Alida e Marzia hanno iniziato giovedì scorso lo sciopero della fame e oggi sono qui perché la loro situazione esca dall’oblio e dall’inerzia e per riportare l’attenzione delle istituzioni sulle condizioni in cui si sono ritrovate da quando la Fondazione del Maggio Musicale le ha collocate, da un giorno all’altro, in pensionamento forzato.

Hanno lavorato al Maggio per circa 30 anni come precarie prima di essere assunte e quindi con pochissimi contributi. Alida è stata collocata in pensionamento forzato dal 30 maggio e Marzia dal 30 settembre dello scorso anno.

A loro non è stato offerta nessuna alternativa. Non c’è stato il passaggio ad Ales, non c’è stata nessuna proposta di incentivo all’esodo.

Soltanto l’uscita dal lavoro senza alcuna forma di tutela.
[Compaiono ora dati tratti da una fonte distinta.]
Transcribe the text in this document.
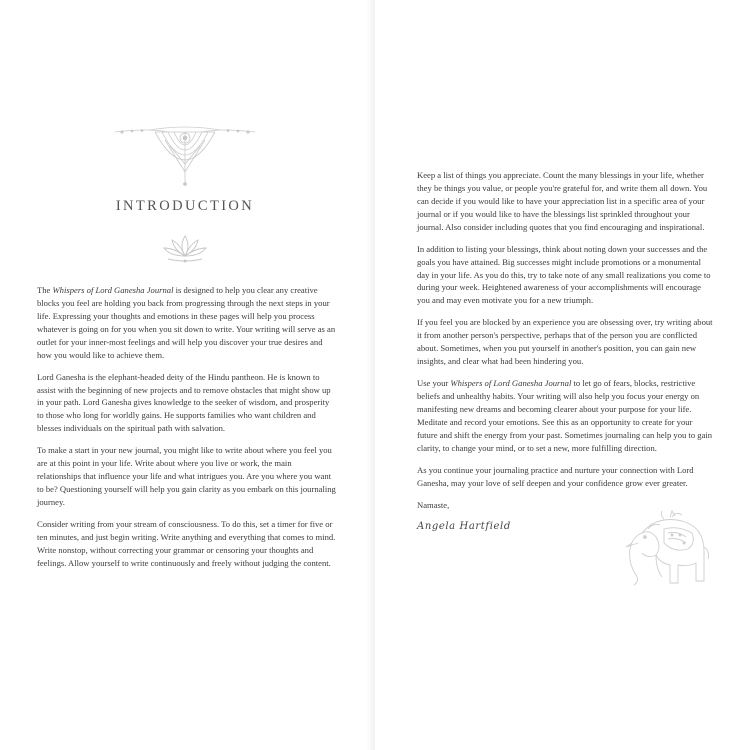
INTRODUCTION

The Whispers of Lord Ganesha Journal is designed to help you clear any creative blocks you feel are holding you back from progressing through the next steps in your life. Expressing your thoughts and emotions in these pages will help you process whatever is going on for you when you sit down to write. Your writing will serve as an outlet for your inner-most feelings and will help you discover your true desires and how you would like to achieve them.

Lord Ganesha is the elephant-headed deity of the Hindu pantheon. He is known to assist with the beginning of new projects and to remove obstacles that might show up in your path. Lord Ganesha gives knowledge to the seeker of wisdom, and prosperity to those who long for worldly gains. He supports families who want children and blesses individuals on the spiritual path with salvation.

To make a start in your new journal, you might like to write about where you feel you are at this point in your life. Write about where you live or work, the main relationships that influence your life and what intrigues you. Are you where you want to be? Questioning yourself will help you gain clarity as you embark on this journaling journey.

Consider writing from your stream of consciousness. To do this, set a timer for five or ten minutes, and just begin writing. Write anything and everything that comes to mind. Write nonstop, without correcting your grammar or censoring your thoughts and feelings. Allow yourself to write continuously and freely without judging the content.

Keep a list of things you appreciate. Count the many blessings in your life, whether they be things you value, or people you're grateful for, and write them all down. You can decide if you would like to have your appreciation list in a specific area of your journal or if you would like to have the blessings list sprinkled throughout your journal. Also consider including quotes that you find encouraging and inspirational.

In addition to listing your blessings, think about noting down your successes and the goals you have attained. Big successes might include promotions or a monumental day in your life. As you do this, try to take note of any small realizations you come to during your week. Heightened awareness of your accomplishments will encourage you and may even motivate you for a new triumph.

If you feel you are blocked by an experience you are obsessing over, try writing about it from another person's perspective, perhaps that of the person you are conflicted about. Sometimes, when you put yourself in another's position, you can gain new insights, and clear what had been hindering you.

Use your Whispers of Lord Ganesha Journal to let go of fears, blocks, restrictive beliefs and unhealthy habits. Your writing will also help you focus your energy on manifesting new dreams and becoming clearer about your purpose for your life. Meditate and record your emotions. See this as an opportunity to create for your future and shift the energy from your past. Sometimes journaling can help you to gain clarity, to change your mind, or to set a new, more fulfilling direction.

As you continue your journaling practice and nurture your connection with Lord Ganesha, may your love of self deepen and your confidence grow ever greater.

Namaste,

Angela Hartfield
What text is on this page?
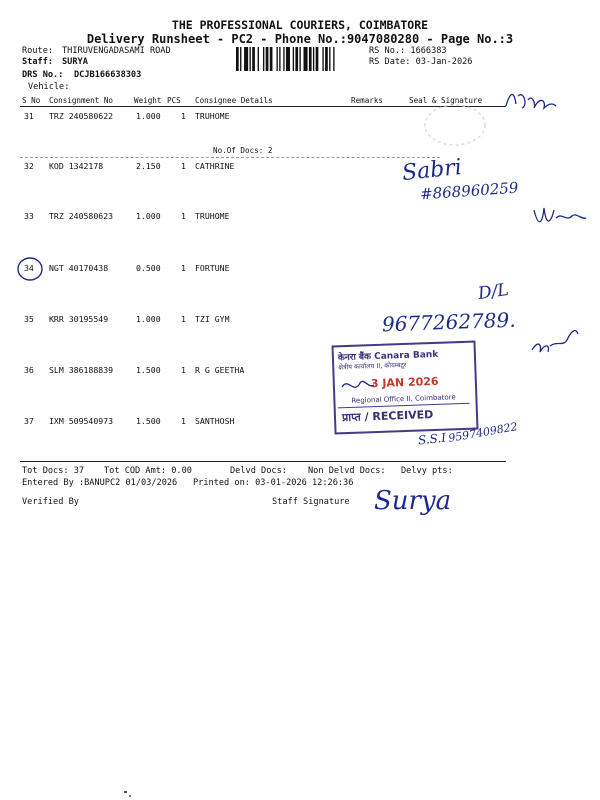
THE PROFESSIONAL COURIERS, COIMBATORE
Delivery Runsheet - PC2 - Phone No.:9047080280 - Page No.:3
Route: THIRUVENGADASAMI ROAD
Staff: SURYA
DRS No.: DCJB166638303
Vehicle:
RS No.: 1666383
RS Date: 03-Jan-2026
S No Consignment No	Weight PCS Consignee Details	Remarks	Seal & Signature
31 TRZ 240580622	1.000 1 TRUHOME
No.Of Docs: 2
32 KOD 1342178	2.150 1 CATHRINE
33 TRZ 240580623	1.000 1 TRUHOME
34 NGT 40170438	0.500 1 FORTUNE
35 KRR 30195549	1.000 1 TZI GYM
36 SLM 386188839	1.500 1 R G GEETHA
37 IXM 509540973	1.500 1 SANTHOSH
Tot Docs: 37 Tot COD Amt: 0.00	Delvd Docs: Non Delvd Docs: Delvy pts:
Entered By :BANUPC2 01/03/2026 Printed on: 03-01-2026 12:26:36
Verified By	Staff Signature
Sabri
#868960259
D/L
9677262789.
केनरा बैंक Canara Bank
क्षेत्रीय कार्यालय II, कोयम्बटूर
3 JAN 2026
Regional Office II, Coimbatore
प्राप्त / RECEIVED
S.S.I 9597409822
Surya
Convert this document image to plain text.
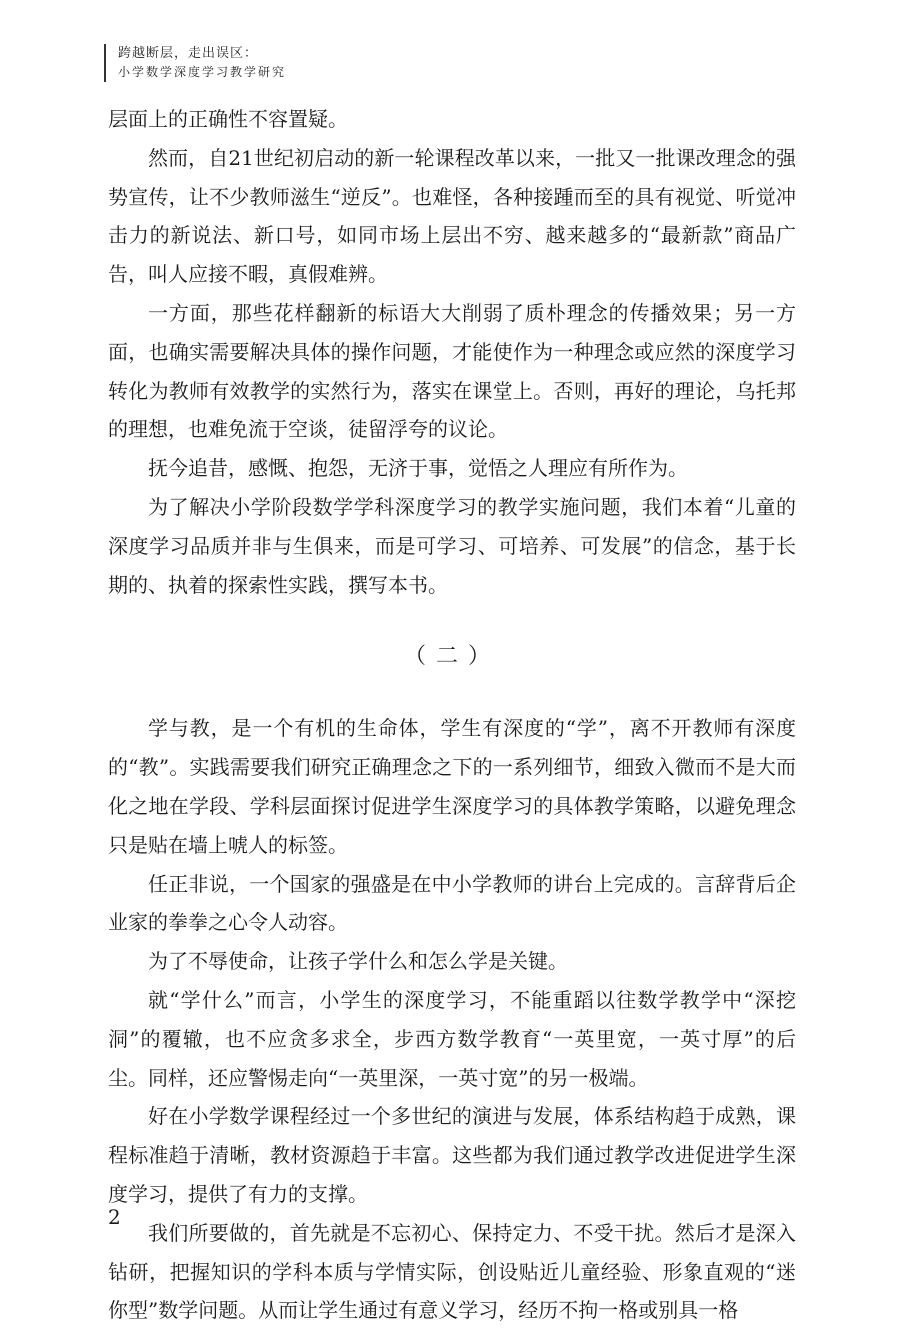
跨越断层，走出误区：
小学数学深度学习教学研究

层面上的正确性不容置疑。

然而，自21世纪初启动的新一轮课程改革以来，一批又一批课改理念的强势宣传，让不少教师滋生“逆反”。也难怪，各种接踵而至的具有视觉、听觉冲击力的新说法、新口号，如同市场上层出不穷、越来越多的“最新款”商品广告，叫人应接不暇，真假难辨。

一方面，那些花样翻新的标语大大削弱了质朴理念的传播效果；另一方面，也确实需要解决具体的操作问题，才能使作为一种理念或应然的深度学习转化为教师有效教学的实然行为，落实在课堂上。否则，再好的理论，乌托邦的理想，也难免流于空谈，徒留浮夸的议论。

抚今追昔，感慨、抱怨，无济于事，觉悟之人理应有所作为。

为了解决小学阶段数学学科深度学习的教学实施问题，我们本着“儿童的深度学习品质并非与生俱来，而是可学习、可培养、可发展”的信念，基于长期的、执着的探索性实践，撰写本书。

（二）

学与教，是一个有机的生命体，学生有深度的“学”，离不开教师有深度的“教”。实践需要我们研究正确理念之下的一系列细节，细致入微而不是大而化之地在学段、学科层面探讨促进学生深度学习的具体教学策略，以避免理念只是贴在墙上唬人的标签。

任正非说，一个国家的强盛是在中小学教师的讲台上完成的。言辞背后企业家的拳拳之心令人动容。

为了不辱使命，让孩子学什么和怎么学是关键。

就“学什么”而言，小学生的深度学习，不能重蹈以往数学教学中“深挖洞”的覆辙，也不应贪多求全，步西方数学教育“一英里宽，一英寸厚”的后尘。同样，还应警惕走向“一英里深，一英寸宽”的另一极端。

好在小学数学课程经过一个多世纪的演进与发展，体系结构趋于成熟，课程标准趋于清晰，教材资源趋于丰富。这些都为我们通过教学改进促进学生深度学习，提供了有力的支撑。

我们所要做的，首先就是不忘初心、保持定力、不受干扰。然后才是深入钻研，把握知识的学科本质与学情实际，创设贴近儿童经验、形象直观的“迷你型”数学问题。从而让学生通过有意义学习，经历不拘一格或别具一格

2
La Fondazione, trincerandosi dietro le normative di legge che lo avrebbero consentito, le ha collocate in pensione, senza però percepirla, e senza minimamente tenere conto delle condizioni in cui si sarebbero venute a trovare. Risulta peraltro, dalle ultime verifiche fatte dalle lavoratrici attraverso il CAAF che la Fondazione abbia compiuto delle inadempienze nella richiesta di pensionamento.

Si sono trovate, improvvisamente, senza lavoro, senza accompagnamento, senza pensione e senza sapere quando la percepiranno, e quando la riceveranno starà tra i 600 e i 700 euro mensili.

Attualmente, quindi, senza alcuna forma di reddito.

Si tratta di famiglie monoreddito, adesso senza nemmeno quello, con mutuo e famiglia da mantenere.

Praticamente una condizione che sta portando Alida e Marzia in una condizione di povertà.

Il 21 dicembre scorso il Consiglio Comunale ha approvato una Mozione che invitava il Sindaco ad adoperarsi verso la Fondazione di cui è Presidente per riprendere in mano la situazione e aprire un tavolo di trattativa per trovare una soluzione dignitosa alle due lavoratrici.

Chiediamo quindi ad Amministrazione comunale e Fondazione, in tempi rapidi, di trovare una soluzione dignitosa alle due lavoratrici perché non sarebbe tollerabile che in nome del risanamento del Maggio ad essere sacrificate siano due lavoratrici che non hanno alcuna possibilità di ricollocarsi nel mondo del lavoro e che è da nove mesi sono senza alcuna forma di sostentamento.